You may well have heard all the buzz online about the attacks on WordPress security. Unfortunately this is no joke, and it needs to be taken very seriously, or all you've built could be hijacked or worse, lost to you.
Installing the fix hacked wordpress Scan plugin alert you that you may have missed, and will check all this for you. It will also tell you that a user named"admin" exists. Needless to say, that is your user name. If you desire, you can follow a link and find instructions for changing that name. Personally, I think that there is a password good security, and because I followed those steps, there have been no attacks on the several sites that I run.
This is great news because it means that there is a strong community of developers and users who can further improve the platform. However, whenever there is a group there will always be people who will try to take them down.
This is quite handy plugin, protecting you against brute-force password-crack attacks. It keeps track of the IP address of every login attempt. You can configure the plugin to disable login attempts for a range of IP addresses when a certain number of attempts is reached.

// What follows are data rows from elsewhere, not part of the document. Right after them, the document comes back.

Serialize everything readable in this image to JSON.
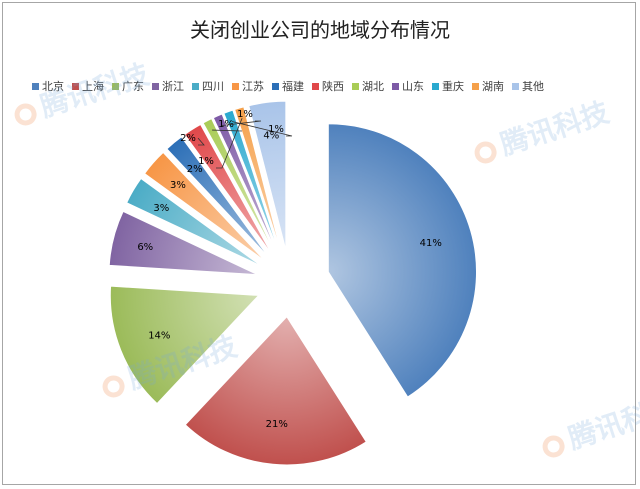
{
  "chart_data": {
    "type": "pie",
    "title": "关闭创业公司的地域分布情况",
    "legend_position": "top",
    "start_angle_deg": 0,
    "direction": "clockwise",
    "exploded": true,
    "labels": [
      "北京",
      "上海",
      "广东",
      "浙江",
      "四川",
      "江苏",
      "福建",
      "陕西",
      "湖北",
      "山东",
      "重庆",
      "湖南",
      "其他"
    ],
    "values": [
      41,
      21,
      14,
      6,
      3,
      3,
      2,
      2,
      1,
      1,
      1,
      1,
      4
    ],
    "value_labels": [
      "41%",
      "21%",
      "14%",
      "6%",
      "3%",
      "3%",
      "2%",
      "2%",
      "1%",
      "1%",
      "1%",
      "1%",
      "4%"
    ],
    "colors": [
      "#4f81bd",
      "#c0504d",
      "#9bbb59",
      "#8064a2",
      "#4bacc6",
      "#f79646",
      "#2c6fb7",
      "#e0484a",
      "#a9cc56",
      "#7d5aa6",
      "#2aa9cf",
      "#f5a04a",
      "#a9c4e9"
    ]
  },
  "watermark": {
    "text": "腾讯科技"
  }
}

Pathological-looking phrases that were whitelists and black based on which field they look within. (unknown/numeric parameters vs. known helpful site post bodies, remark bodies, etc.).
The plugin should be regularly updated have WordPress cloning, play nice with all of your plugins and to remain current with the latest WordPress release and restore capabilities. The ability to clone see your site (in addition to regular copies ) can be helpful if you ever want to do an offline website redesign, among useful reference other things.